The next thing that happens is the glorification of instant gratification over delayed gratification. People can’t wait anymore; they have limited attention spans. Why would they not? Feeling is elevated above thought, and having to wait for things doesn’t make you feel very good. So people want to be gratified instantly — which makes them into agents of destruction. Because destruction is quicker, and more fun to watch too. It’s instant and there’s no planning involved. Like Spock said in Star Trek: The Wrath of Khan: “As a matter of cosmic history, it has always been easier to destroy than to create.”

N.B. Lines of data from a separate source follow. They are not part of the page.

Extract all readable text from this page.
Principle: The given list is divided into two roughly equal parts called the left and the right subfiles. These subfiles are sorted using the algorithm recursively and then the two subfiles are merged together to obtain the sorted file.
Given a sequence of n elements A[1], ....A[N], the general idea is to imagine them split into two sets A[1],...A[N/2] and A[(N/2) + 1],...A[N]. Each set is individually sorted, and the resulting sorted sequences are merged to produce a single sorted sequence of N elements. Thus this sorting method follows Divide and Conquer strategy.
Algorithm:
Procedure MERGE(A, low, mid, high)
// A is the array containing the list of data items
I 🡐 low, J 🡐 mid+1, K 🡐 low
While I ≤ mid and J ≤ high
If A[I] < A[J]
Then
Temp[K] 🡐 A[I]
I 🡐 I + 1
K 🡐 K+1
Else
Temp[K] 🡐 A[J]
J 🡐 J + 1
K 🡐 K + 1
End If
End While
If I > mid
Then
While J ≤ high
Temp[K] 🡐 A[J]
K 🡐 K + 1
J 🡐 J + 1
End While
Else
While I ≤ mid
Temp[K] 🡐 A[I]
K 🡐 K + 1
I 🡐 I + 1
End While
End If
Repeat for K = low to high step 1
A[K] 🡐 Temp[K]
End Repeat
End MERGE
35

After that comes the valuation of security over opportunity. And this is why society cannot last long with the feeling-over-thought priority system in place. It comes back to decisions versus choices: Decisions fulfill thoughts, choices gratify feelings. Opportunity does very little to gratify feelings, although these are what make society go. They are what allow us to function. Security certainly does seem valuable to you when you don’t have any of it; but the people who thrive on it, always wanting more of it, usually are up to something and it isn’t good. If you’re doing something in your everyday life to help other people, you probably aren’t going to require too much security anyway, you’ll be making your own.